Director’s Precedent Setting Power Likely to Unravel Issue Joinder?

Four years ago, a divided panel of the Patent Trial & Appeal Board (PTAB) denied issue joinder under 35 U.S.C. § 315(c) as a matter of law (i.e., the joining of two petitions of a same petitioning party) in Target Corp. v. Destination Maternity Corp., (IPR2014-00508). The decision was remarkable at the time, given that 315(c) had been previously interpreted under multiple PTAB decisions as permitting such joinder practices. In fact, one such decision, Microsoft Corp. v. Proxyconn, Inc., IPR2012-00026, Paper 17, Dec. 21, 2012, had even been published as a representative order on the PTO web site.

Target filed a request for rehearing challenging the decision.  In its Decision on Rehearing the PTAB expanded the panel reversed its original decision, granting Target’s petition for joinder and finding 315(c) to permit issue joinder. This decision became notorious thereafter as an example of the Board’s “panel stacking” to reach a desired outcome.  (At the time I explained this was more a function of the difficulty in designating decisions precedential rather than any nefarious design against Patent Owners, that is, the PTAB needed to pick a direction by brute force where conflicting decisions prevented a consensus vote of the Board)

More recently the USPTO has welcomed a new pro-patent Director that has made clear he believes the PTAB could use some pro-patent recalibration.  Recently, the agency has given the new Director the ability to make precedent virtually on his own. Based on a decision last week, it may be that the Director could unravel the Board’s chosen path on issue joinder to the delight of patent owners.

On November 8th, the PTAB reversed itself once more on the question of issue joinder. In Proppant Express Investments, LLC, Proppant Express Solutions, LLC v. Oren Technologies, LLC, (IPR2018-00914), a divided panel denied issue joinder under 315(c). The panel here, as in the original Target decision, focused on the phrase “joins as a party.” However, the original Target decision found this to mean that the Board may not apply this clause to parties as they, as a party, may not be joined (again) “as a party.” The panel here interpreted the language more broadly, finding that the Board “may not join new issues to an existing proceeding to an existing proceeding whether raised by the same petitioner or a different petitioner.”

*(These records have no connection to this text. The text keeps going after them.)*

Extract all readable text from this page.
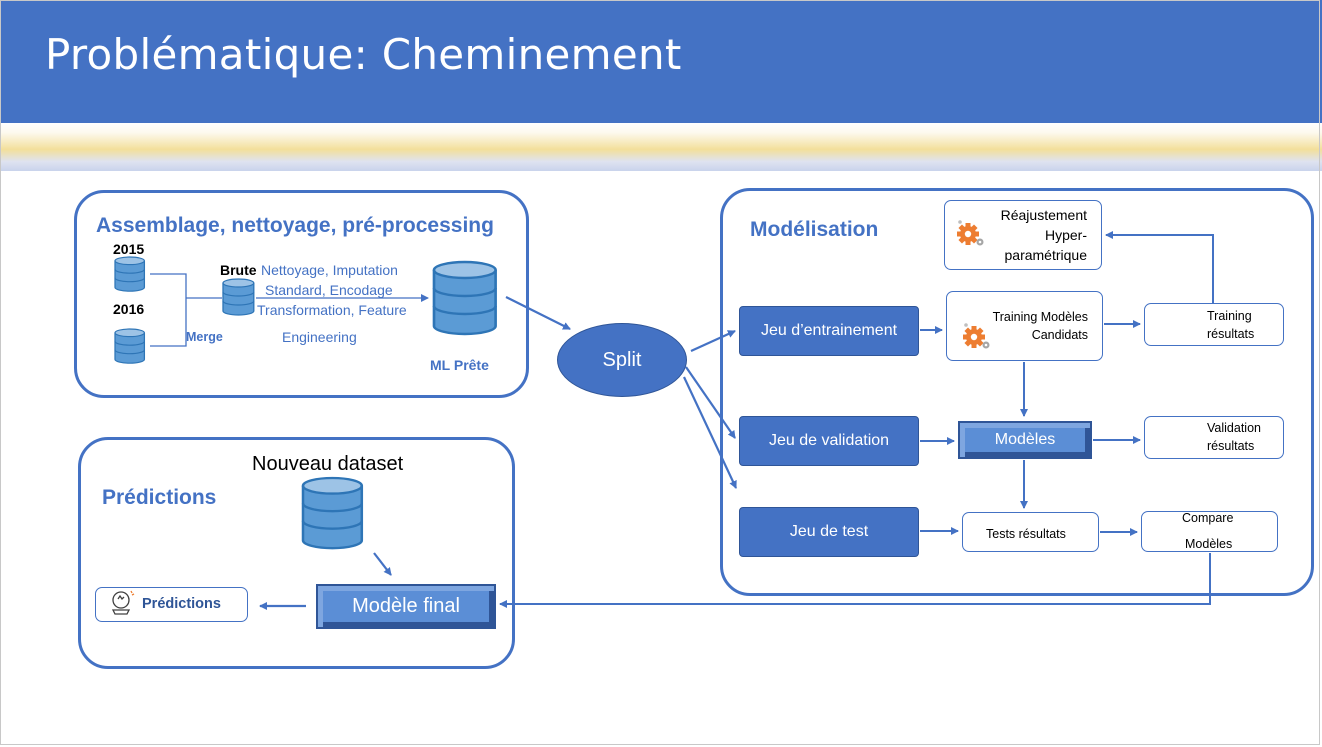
Problématique: Cheminement
Assemblage, nettoyage, pré-processing
2015
2016
Merge
Brute Nettoyage, Imputation
Standard, Encodage
Transformation, Feature
Engineering
ML Prête	Split
Modélisation
Réajustement
Hyper-
paramétrique
Jeu d’entrainement
Jeu de validation
Jeu de test
Training Modèles
Candidats
Training
résultats
Modèles
Validation
résultats
Tests résultats
Compare
Modèles
Prédictions
Nouveau dataset
Modèle final
Prédictions
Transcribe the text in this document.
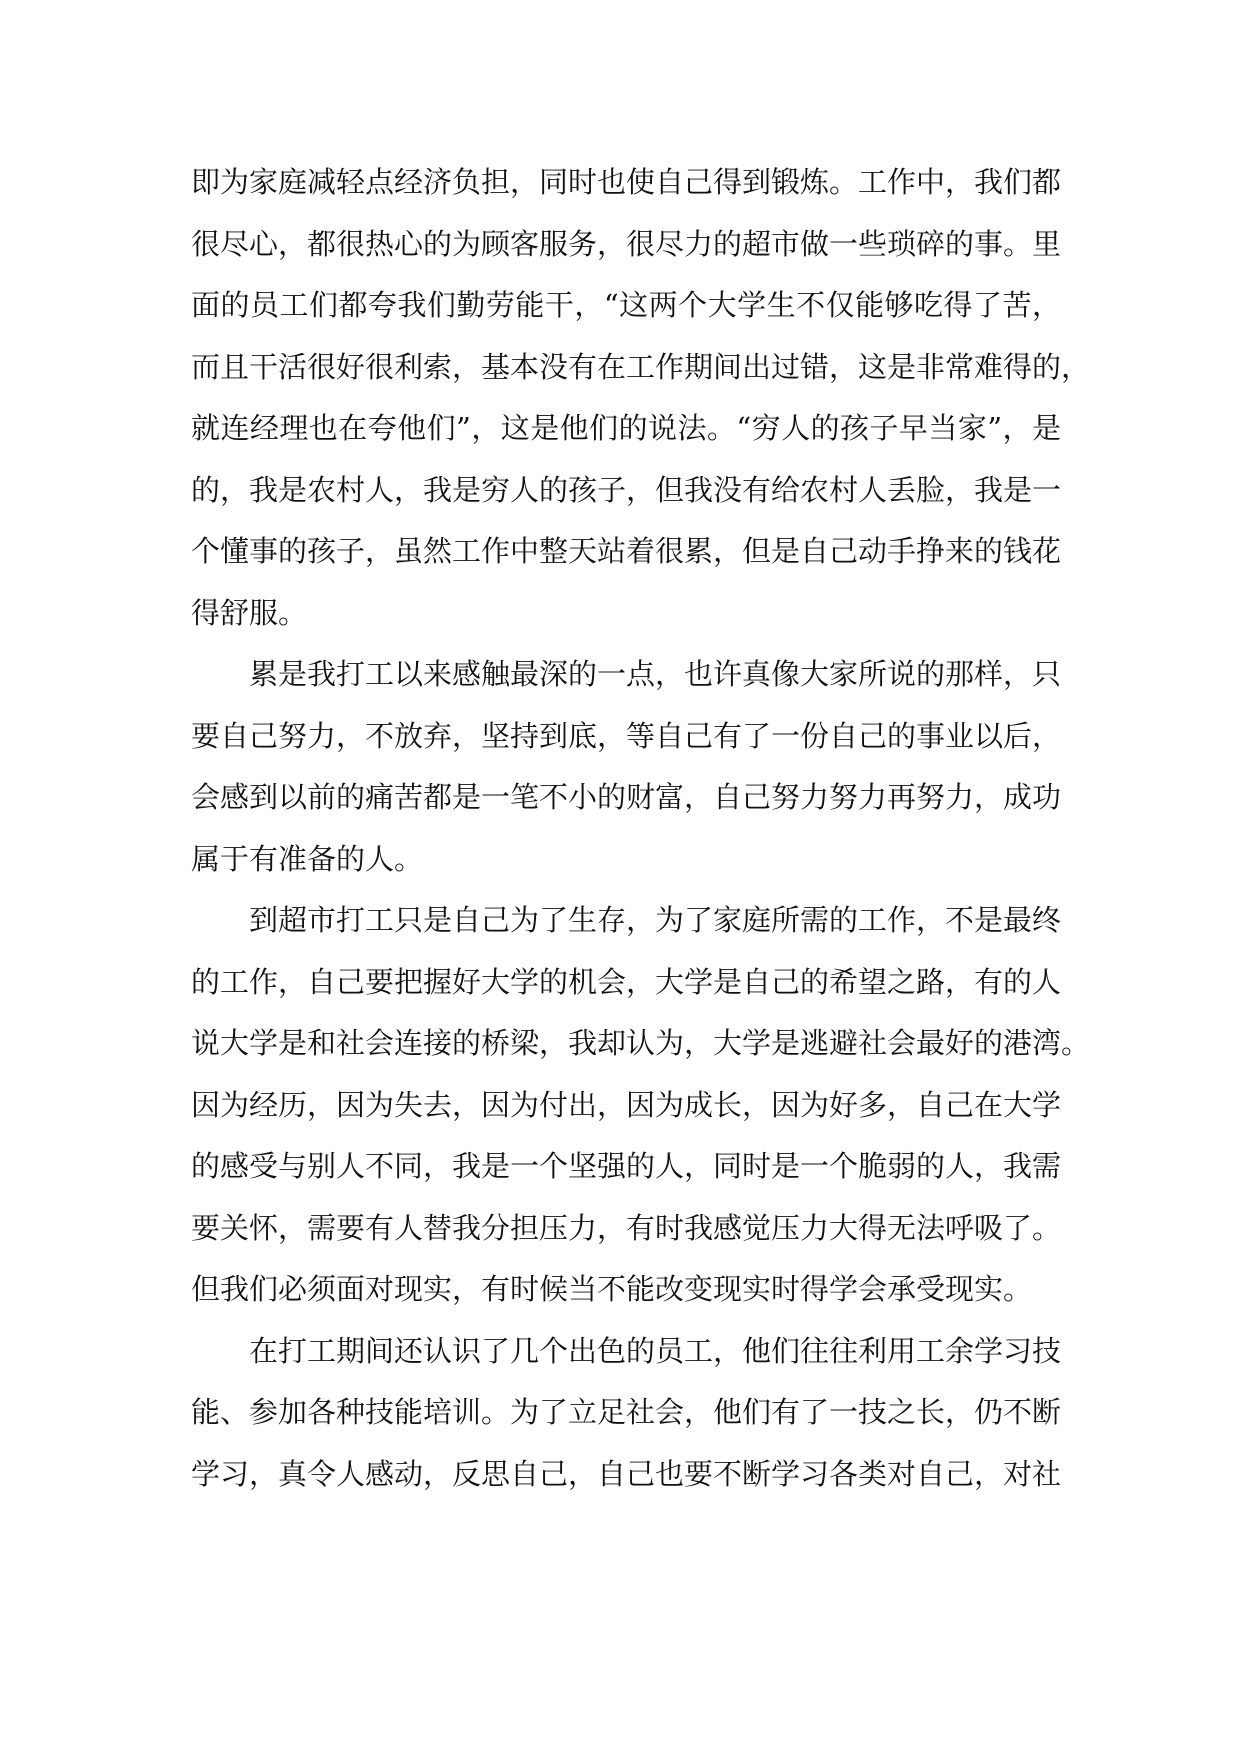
即为家庭减轻点经济负担，同时也使自己得到锻炼。工作中，我们都
很尽心，都很热心的为顾客服务，很尽力的超市做一些琐碎的事。里
面的员工们都夸我们勤劳能干，“这两个大学生不仅能够吃得了苦，
而且干活很好很利索，基本没有在工作期间出过错，这是非常难得的，
就连经理也在夸他们”，这是他们的说法。“穷人的孩子早当家”，是
的，我是农村人，我是穷人的孩子，但我没有给农村人丢脸，我是一
个懂事的孩子，虽然工作中整天站着很累，但是自己动手挣来的钱花
得舒服。
累是我打工以来感触最深的一点，也许真像大家所说的那样，只
要自己努力，不放弃，坚持到底，等自己有了一份自己的事业以后，
会感到以前的痛苦都是一笔不小的财富，自己努力努力再努力，成功
属于有准备的人。
到超市打工只是自己为了生存，为了家庭所需的工作，不是最终
的工作，自己要把握好大学的机会，大学是自己的希望之路，有的人
说大学是和社会连接的桥梁，我却认为，大学是逃避社会最好的港湾。
因为经历，因为失去，因为付出，因为成长，因为好多，自己在大学
的感受与别人不同，我是一个坚强的人，同时是一个脆弱的人，我需
要关怀，需要有人替我分担压力，有时我感觉压力大得无法呼吸了。
但我们必须面对现实，有时候当不能改变现实时得学会承受现实。
在打工期间还认识了几个出色的员工，他们往往利用工余学习技
能、参加各种技能培训。为了立足社会，他们有了一技之长，仍不断
学习，真令人感动，反思自己，自己也要不断学习各类对自己，对社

The panel in Proppant Express justified their decision in part by referring to the dissent in the Target rehearing. The Board also referred to the recent Federal Circuit decision in Nidec Motor Corp. v. Zhongshan Broad Ocean Motor Co. Matal, 868 F.3d 1013 (Fed. Cir. 2017), citing: “We think it unlikely that Congress intended that petitioners could employ the joinder provision to circumvent the time bar by adding time-barred issues to an otherwise timely proceeding, whether the petitioner seeking to add new issues is the same party that brought the timely proceeding, as in this case, or the petitioner is a new party.” Id. at 1020. However, here the Federal Circuit explicitly refrained from deciding the interpretation of 315(c), as the PTAB acknowledged. The Board also looked to the Supreme Court’s decision in SAS Institute, Inc. v. Iancu, 138 S. Ct. 1348 (2018) for support, in which the Court indicated that “the Director may not deviate from statutory directives, even if policy considerations suggest doing so.”

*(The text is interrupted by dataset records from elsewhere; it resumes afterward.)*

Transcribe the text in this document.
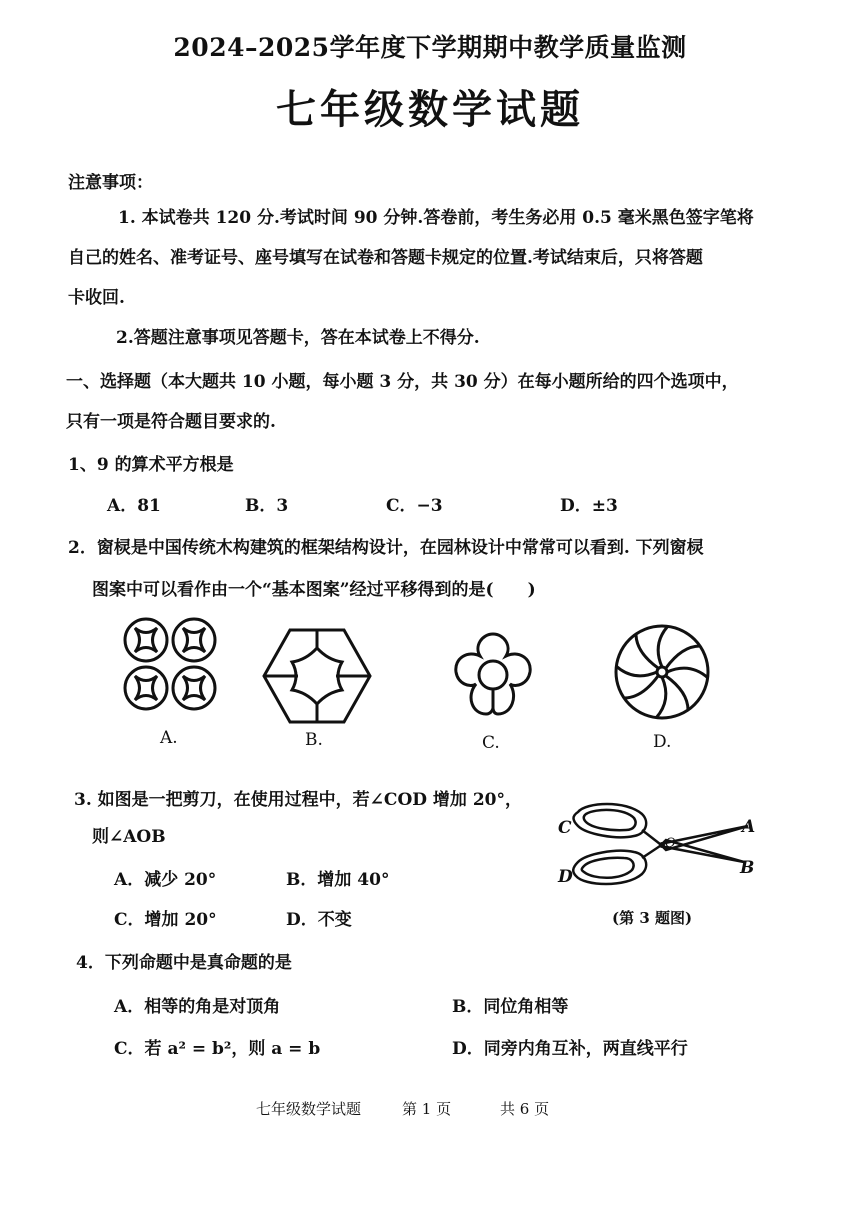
2024–2025学年度下学期期中教学质量监测
七年级数学试题
注意事项：
1. 本试卷共 120 分.考试时间 90 分钟.答卷前，考生务必用 0.5 毫米黑色签字笔将
自己的姓名、准考证号、座号填写在试卷和答题卡规定的位置.考试结束后，只将答题
卡收回.
2.答题注意事项见答题卡，答在本试卷上不得分.
一、选择题（本大题共 10 小题，每小题 3 分，共 30 分）在每小题所给的四个选项中，
只有一项是符合题目要求的.
1、9 的算术平方根是
A．81	B．3	C．−3	D．±3
2．窗棂是中国传统木构建筑的框架结构设计，在园林设计中常常可以看到. 下列窗棂
图案中可以看作由一个“基本图案”经过平移得到的是(　　)
A.	B.	C.	D.
3. 如图是一把剪刀，在使用过程中，若∠COD 增加 20°，
则∠AOB
A．减少 20°	B．增加 40°
C．增加 20°	D．不变
C	A
D	B
O
(第 3 题图)
4．下列命题中是真命题的是
A．相等的角是对顶角	B．同位角相等
C．若 a² = b²，则 a = b	D．同旁内角互补，两直线平行
七年级数学试题	第 1 页	共 6 页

Under these precedents, as the dissent found in the Target rehearing, the Board in Proppant Express found “no ambiguity in the language of 315(c)” that would allow for issue joinder. However, this conclusion is far from settled, as the Target rehearing majority and pre­-Target issue joinder opinions indicate. For this reason, the decision seems ripe for precedential designation.